My dad, Murray J. Wongkee
My dad started his flying career with the Royal Canadian Air Force, and was the first Chinese-Canadian to fly the F-86 Sabre. After his short service with the Air Force, he trained to fly helicopters. As recorded in his pilot log book, he flew with Universal Helicopters from Carp, Ontario in 1965 and assisted the Geological Survey of Canada on Baffin Island. From 1966 until 1967, he flew for Northern Helicopters out of Abbotsford, British Columbia (BC). While he was flying in BC, he met Department of Transport (DOT)/Coast Guard pilots that talked him into joining the Coast Guard.
In April 1967 the DOT/ Coast Guard brought him back to Ottawa, Ontario, and he travelled from coast to coast to coast where needed. When he was onboard a ship, he was there until it returned to port. This was before the lay-day scheduling system we have now. He flew all over Eastern Canada and the Arctic, off various Coast Guard Ships, including the CCGS Montcalm, CCGS Labrador, CCGS Sir John A. Macdonald, and the CCGS Sir Humphrey Gilbert. In May of 1972 the Coast Guard tested the Bell Aerospace Voyageur Hovercraft. As part of these tests, Murray was the first to land a helicopter on a hovercraft. He first landed on the hovercraft while it was secured alongside, then again on open water.
In September 1972 (7 months after I was born), my dad accepted a position at the Coast Guard base in Prescott, Ontario. Unlike the ship trips that would be months long, he was now home almost every night with only the odd 2 week trip every year or so. Dad loved to fly, and over the course of his career with the Coast Guard, he flew the Bell 47G2, (the old M.A.S.H. helicopter), the Bell 206, (shown in the picture with the hovercraft), and finally the Bell 206L-1 until he retired in Prescott in February 1997.
My Coast Guard story
I joined the Coast Guard family in July 1995 as a casual. I worked for 3 summers as an Assistant Navigable Waters Protection Program Officer. At the time, the program had 4 responsibilities:
- Approval of any works built or placed in, on, over, under, through or across navigable waters in Canada prior to construction of the work(s)

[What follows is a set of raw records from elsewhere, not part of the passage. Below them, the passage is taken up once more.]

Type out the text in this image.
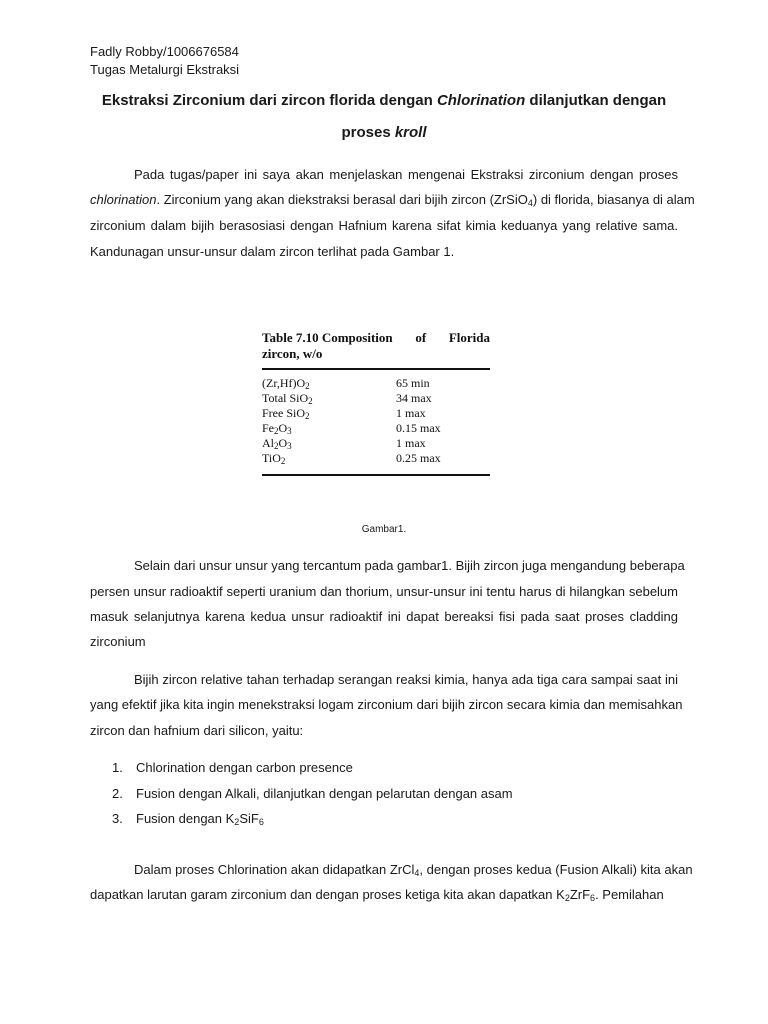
Fadly Robby/1006676584
Tugas Metalurgi Ekstraksi
Ekstraksi Zirconium dari zircon florida dengan Chlorination dilanjutkan dengan
proses kroll
Pada tugas/paper ini saya akan menjelaskan mengenai Ekstraksi zirconium dengan proses
chlorination. Zirconium yang akan diekstraksi berasal dari bijih zircon (ZrSiO$_4$) di florida, biasanya di alam
zirconium dalam bijih berasosiasi dengan Hafnium karena sifat kimia keduanya yang relative sama.
Kandunagan unsur-unsur dalam zircon terlihat pada Gambar 1.
Table 7.10 Composition of Florida
zircon, w/o
$(Zr,Hf)O_2$	65 min
Total SiO$_2$	34 max
Free SiO$_2$	1 max
$Fe_2O_3$	0.15 max
$Al_2O_3$	1 max
TiO$_2$	0.25 max
Gambar1.
Selain dari unsur unsur yang tercantum pada gambar1. Bijih zircon juga mengandung beberapa
persen unsur radioaktif seperti uranium dan thorium, unsur-unsur ini tentu harus di hilangkan sebelum
masuk selanjutnya karena kedua unsur radioaktif ini dapat bereaksi fisi pada saat proses cladding
zirconium
Bijih zircon relative tahan terhadap serangan reaksi kimia, hanya ada tiga cara sampai saat ini
yang efektif jika kita ingin menekstraksi logam zirconium dari bijih zircon secara kimia dan memisahkan
zircon dan hafnium dari silicon, yaitu:
1. Chlorination dengan carbon presence
2. Fusion dengan Alkali, dilanjutkan dengan pelarutan dengan asam
3. Fusion dengan $K_2SiF_6$
Dalam proses Chlorination akan didapatkan ZrCl$_4$, dengan proses kedua (Fusion Alkali) kita akan
dapatkan larutan garam zirconium dan dengan proses ketiga kita akan dapatkan $K_2ZrF_6$. Pemilahan
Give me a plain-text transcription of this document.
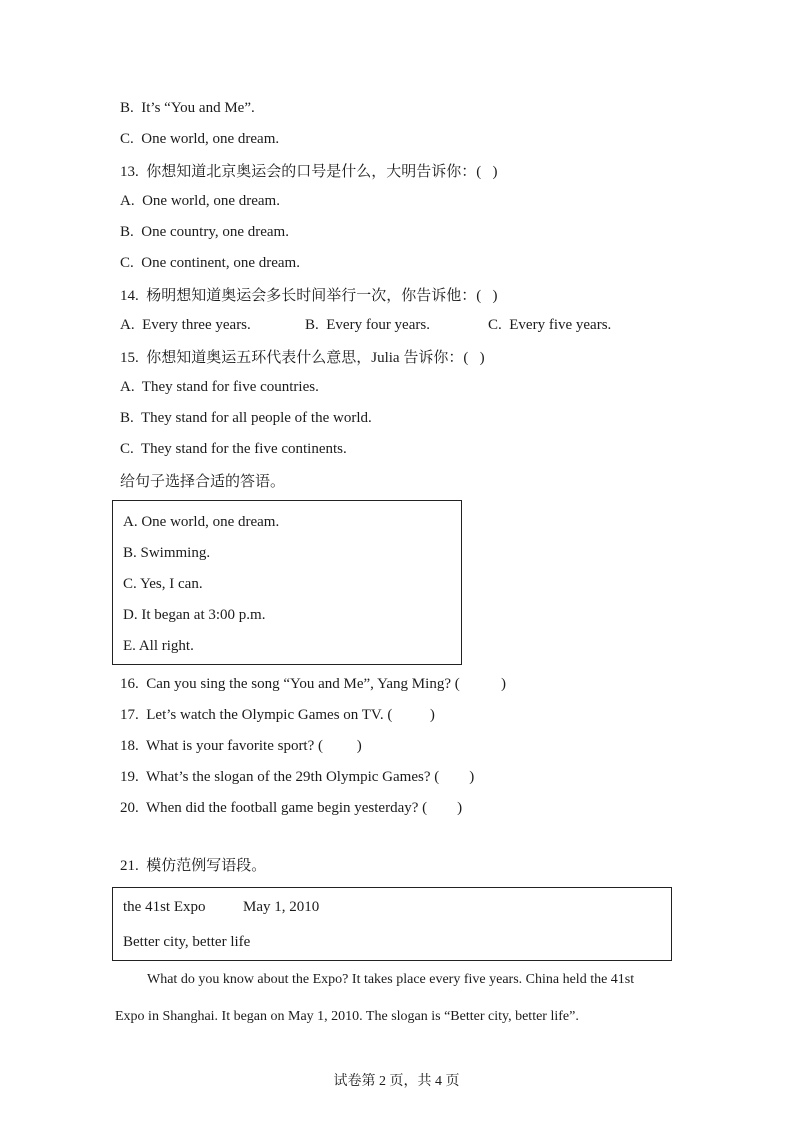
B.  It’s “You and Me”.
C.  One world, one dream.
13.  你想知道北京奥运会的口号是什么，大明告诉你：(   )
A.  One world, one dream.
B.  One country, one dream.
C.  One continent, one dream.
14.  杨明想知道奥运会多长时间举行一次，你告诉他：(   )
A.  Every three years.	B.  Every four years.	C.  Every five years.
15.  你想知道奥运五环代表什么意思，Julia 告诉你：(   )
A.  They stand for five countries.
B.  They stand for all people of the world.
C.  They stand for the five continents.
给句子选择合适的答语。
A. One world, one dream.
B. Swimming.
C. Yes, I can.
D. It began at 3:00 p.m.
E. All right.
16.  Can you sing the song “You and Me”, Yang Ming? (           )
17.  Let’s watch the Olympic Games on TV. (          )
18.  What is your favorite sport? (         )
19.  What’s the slogan of the 29th Olympic Games? (        )
20.  When did the football game begin yesterday? (        )
21.  模仿范例写语段。
the 41st Expo          May 1, 2010
Better city, better life
What do you know about the Expo? It takes place every five years. China held the 41st
Expo in Shanghai. It began on May 1, 2010. The slogan is “Better city, better life”.
试卷第 2 页，共 4 页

- Removal of obstructions to navigation including unauthorized works or other obstructions such as sunken or wrecked vessels
- Regulating the provision and maintenance of lights, markers, etc. required for safe navigation during and/or on completion of the construction of certain works
- Acting as the Receiver of Wreck
The Navigable Waters Protection Program office at Prescott was responsible for the St. Lawrence River from the Quebec border to Lake Ontario, Lake Ontario and half of Lake Erie, the Ottawa River, and all waters in between. Working there allowed me the opportunity to go flying with my dad. I would put together 20 to 30 works that needed to be inspected and that could be inspected from the air, and we would make a day trip of it. We could do in 1 day what would take a week if we had to drive to all of the sites.
While working as a casual, I was accepted into the Marine Communications and Traffic Services (MCTS) program. This was a new program that combined 2 professions into 1: the Coast Guard radio operator and the vessel traffic services regulator. After 7.5 months of training, I graduated from the Coast Guard College as an MCTS officer and arrived in Prince Rupert in September 1998. I was promoted to supervisor in 2003 and continue to strive to do my best and to lead by example. Being an MCTS officer can be extremely rewarding, whether it is responding to a high profile case that receives media attention like the Simushir in 2014, or an everyday case that no one hears about. My colleagues and I can take pride in the fact that we are providing an essential service and are helping mariners and protecting the marine environment.